Print

Print


Hi,

  uhm, maybe now i better see your point.

  The dtor of a physical connection is only called by the Connection 
Manager garbage collection.

  This happens because the protocol states that the idle connections 
must be kept alive for a certain amount of time. Uhm. Maybe your problem 
is due to the fact that the dtor is not explicitly called at program exit.

Is this your problem, i.e. that you have no points where to put your 
"fast disconnection request" at the client side when the app simply exits ?



Fabrizio




Ulrich Schwickerath wrote:
> Hi, Fabrizio,
> 
> thank's a lot for the fast answer!
> 
> 
>>  Re-looking at your log I don't understand the problem. xrdcp is
>>supposed to exit after having closed the file, so the connection is
>>closed and the server notices this because there are no more bytes to
>>read from the connection. Do I miss something?
> 
> Well, I'm using native InfiniBand. Basically, what you have is a pair of 
> connected send and receive queue on both sides. If you want to send 
> something, you post a send request on the sender side. The receiver, on the 
> other hand, posts a receive request (containing the adress of the buffer 
> where the data should go), and then  polls the receive queue.

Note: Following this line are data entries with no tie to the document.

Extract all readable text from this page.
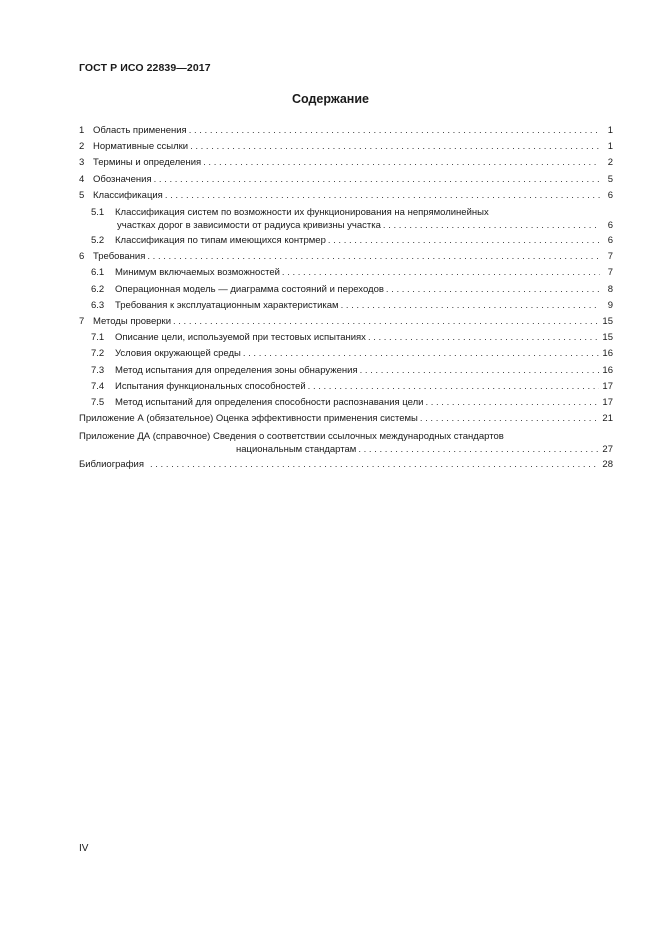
ГОСТ Р ИСО 22839—2017
Содержание
1 Область применения . . .	1
2 Нормативные ссылки . . .	1
3 Термины и определения . . .	2
4 Обозначения . . .	5
5 Классификация . . .	6
5.1	Классификация систем по возможности их функционирования на непрямолинейных
участках дорог в зависимости от радиуса кривизны участка . . .	6
5.2	Классификация по типам имеющихся контрмер . . .	6
6 Требования . . .	7
6.1	Минимум включаемых возможностей . . .	7
6.2	Операционная модель — диаграмма состояний и переходов . . .	8
6.3	Требования к эксплуатационным характеристикам . . .	9
7 Методы проверки . . .	15
7.1	Описание цели, используемой при тестовых испытаниях . . .	15
7.2	Условия окружающей среды . . .	16
7.3	Метод испытания для определения зоны обнаружения . . .	16
7.4	Испытания функциональных способностей . . .	17
7.5	Метод испытаний для определения способности распознавания цели . . .	17
Приложение А (обязательное) Оценка эффективности применения системы . . .	21
Приложение ДА (справочное) Сведения о соответствии ссылочных международных стандартов
национальным стандартам . . .	27
Библиография . . .	28
IV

If some data 
> has arrived, it will see a completion event. At that point the data has 
> already arrived. The problem in this case is that if the sender does not send 
> anything, the receiver will poll the receive queue until the time out is 
> reached, and that is exactly what happens. My idea was to post a send request 
> with no data attached, so that the receiver will not time out but see no data 
> which would emulate the behavior that is expected.  
> 
>>  Anyway, the newer xrdcp, using the latest client, should avoid
>>requesting data over the eof, that was one of the latest commits, but it
>>implements a different schema for data transfers, which now are done
>>both synchronously and asynchronously (i.e. in parallel, while the
>>application "thinks"). The problem is that this stuff is in the head.
>>Here it works, so if you are adventurous you can test it and report here
>>if you have troubles.
> 
> I started with 20050413-0433, so I'll update to the new version that just came 
> in :-)
> 
> Thank's a lot!
> Ulrich
> 
> 
>>Ulrich Schwickerath wrote:
>>
>>>Hi,
>>>
>>>I (finally) found a bit of time to work on a
>>>port of Xrootd to (native) InfiniBand, and a
>>>proof-of-concept version is now sort of working, meaning
>>>that I can now transfer files with xrdcp. If possible, I would
>>>like to show first results with this version at the ACAT05
>>>conference in Berlin in about 3 weeks from now.
>>>I have a few questions to you:
>>>
>>>1/ what would be meaningful benchmark for xrootd ?
>>>   For the moment, I'm only using point-to-point transfers
>>>   (remote read to /dev/null, mainly) which is a bit boring ...
>>>
>>>2/ Is there a ready-to-use test suite that can/should be used ?
>>>
>>>3/ I still have one problem with xrdcp. For the client I have added
>>>a few lines of code in the XrdClientPhyConnection.cc which
>>>initializes my InfiniBand connection, and bypasses the recv/write
>>>calls. Everything works fine until the end. The Server log looks
>>>like this:
>>>050501 21:36:41 5282 schwicke.17140:12@iwrcgop027 XrootdProtocol: 0000
>>>req=3003 dlen=0
>>>050501 21:36:41 5282 schwicke.17140:12@iwrcgop027 XrootdFile: closing
>>>r /tmp/testfile.dat
>>>050501 21:36:41 5282 schwicke.17140:12@iwrcgop027 XrootdProtocol: 0000
>>>close fh=0
>>>050501 21:36:41 5282 schwicke.17140:12@iwrcgop027 XrootdResponse: 0000
>>>sending OK
>>>050501 21:36:44 5282 XrootdXeq: schwicke.17140:12@iwrcgop027 disc 0:04:24
>>>(link read error)
>>>050501 21:36:44 5282 schwicke.17140:12@iwrcgop027 XrdPoll: sending poller
>>>0 detach for link 12
>>>050501 21:36:44 5282 XrdPoll: Poller 0 detached fd 12 entry 1 now at 1
>>>050501 21:36:44 5282 schwicke.17140:12@iwrcgop027 XrdPoll: FD 12 detached
>>>from poller 0; num=0
>>>For TCP/IP I see that the last recv request succeeds in the poll
>>>command but ends with zero bytes of data, resulting in a ENOMSG return
>>>code. For InfiniBand, this call simply times out, giving the above
>>>link read error. A workaround would be to send a zero size message over
>>>the InfiniBand link just before the connection is closed for good. I
>>>tried to do that inside the XrdClientPhyConnection destructor, but that
>>>one is never called in xrdcp. A side effect of this is that the resources
>>>used by the InfiniBand connection need to be cleaned up and freed by the
>>>driver resource tracking mechanisms. Where should this be done instead?
>>>
>>>
>>>Thank's a lot in advance,
>>>Ulrich
> 
>